Samantha Power Praises Cuba's Ebola Response, Defends U.S. Quarantine Guidelines

After a four-day trip to West Africa, U.S. ambassador to the United Nations Samantha Power called on the international community to do more to help contain the Ebola outbreak and defended federal guidelines for health care workers on their return to the U.S.
"We believe the federal guidelines put forward for health care workers are sufficient," said Power, speaking at a Reuters Newsmakers event the Ebola crisis in New York on Friday.
Power said that the current guidelines, which include an examination by a medical professional, temperature checks and check-ins over 21 days are "a regimen developed on the basis of the science and on the basis of wanting to be responsive," she said.
Power returned Thursday night from the trip to Liberia, Sierra Leone and Guinea—the three countries bearing the brunt of the outbreak—as well as to Accra, Ghana, where the U.N. Mission for Ebola Emergency Response is based. Nearly 5,000 have died from Ebola in this region since the outbreak started earlier this year and more than 13,500 have been infected, according to the latest figures.
Quarantine protocols for health care workers returning to the U.S. from this region have become a hot-button issue in recent weeks. Kaci Hickox, a nurse forcibly quarantined in New Jersey earlier this week before being allowed to return to her home in Maine, has been outspoken about mandatory quarantine rules imposed by some states, calling them a violation of her human rights.
After Hickox took a bicycle ride Thursday in open defiance of the self-quarantine rules imposed on her by the state of Maine, a court order was obtained ordering her to stay three feet away from people and avoid public places in the town of Fort Kent, Maine. If she plans to travel, she must notify public health authorities first, NBC News reports.
The White House has criticized mandatory quarantine rules and issued federal guidelines that suggest active self-monitoring, including daily reporting of temperature and any symptoms consistent with Ebola, such as fever, vomiting or diarrhea.
On Wednesday, Defense Secretary Chuck Hagel announced troops returning from West Africa will also face a mandatory 21-day quarantine.
Power didn't come into contact with Ebola patients on her trip and said she is considered low-risk for contracting the disease.

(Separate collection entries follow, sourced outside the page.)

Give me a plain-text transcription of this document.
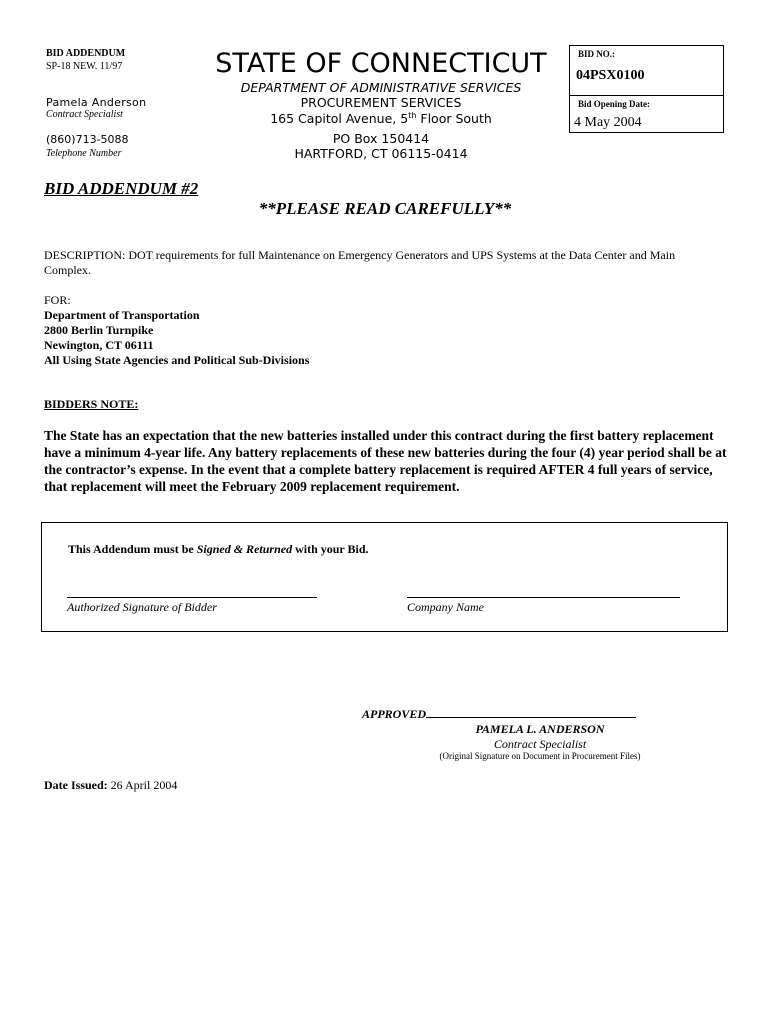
BID ADDENDUM
SP-18 NEW. 11/97
Pamela Anderson
Contract Specialist
(860)713-5088
Telephone Number
STATE OF CONNECTICUT
DEPARTMENT OF ADMINISTRATIVE SERVICES
PROCUREMENT SERVICES
165 Capitol Avenue, 5th Floor South
PO Box 150414
HARTFORD, CT 06115-0414
BID NO.:
04PSX0100
Bid Opening Date:
4 May 2004
BID ADDENDUM #2
**PLEASE READ CAREFULLY**
DESCRIPTION: DOT requirements for full Maintenance on Emergency Generators and UPS Systems at the Data Center and Main Complex.
FOR:
Department of Transportation
2800 Berlin Turnpike
Newington, CT 06111
All Using State Agencies and Political Sub-Divisions
BIDDERS NOTE:
The State has an expectation that the new batteries installed under this contract during the first battery replacement have a minimum 4-year life. Any battery replacements of these new batteries during the four (4) year period shall be at the contractor’s expense. In the event that a complete battery replacement is required AFTER 4 full years of service, that replacement will meet the February 2009 replacement requirement.
This Addendum must be Signed & Returned with your Bid.
Authorized Signature of Bidder	Company Name
APPROVED
PAMELA L. ANDERSON
Contract Specialist
(Original Signature on Document in Procurement Files)
Date Issued: 26 April 2004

Still, she calls in her temperature to health authorities twice a day and had her temperature checked three times before boarding a plane in Monrovia, Liberia, and once again when she landed at John F. Kennedy International Airport in New York, Reuters reports.
Vandi Chidi Minah, Sierra Leonean ambassador to the U.N., was also spoke about the quarantining of health care workers.
"We stand with the medical community and [quarantine protocol] should be driven by the facts," said Minah. "Unfortunately, sometimes we tend to be driven by politics and not the facts," he said.
Power praised Cuba for sending the largest medical contingent of any country to West Africa to help with the outbreak; 165 Cuban doctors and nurses went to Sierra Leone at the start of October, and another 40 were due to arrive on Wednesday, according to Reuters.
"That is a big gap and a big need, and it's not because those international health workers are doing all the Ebola treatment; it's that they can offer also training and counsel to the Liberians and Sierra Leoneans and Guineans who are stepping forward in droves and volunteering for what has come to be seen as a patriotic enterprise," Power said.
Power also commended three airlines, Air France, Brussels Air and Royal Air Maroc, for keeping their flights to the region running, calling them a "lifeline" to people residing in and visiting the region.
Power recalls starting to hear about the Ebola outbreak in March or April, shortly after the first cases were confirmed in Guinea. But it was only in the summer that she realized "not only was this a major public health emergency but it was a threat to security," said Power, a point reiterated by President Barack Obama in September.
Power said the international community was too slow to respond to the Ebola outbreak and more still needs to be done to help.
"I went on this trip because I and the president have not had the sense that other countries are stepping up in the way they need to sufficiently," she said.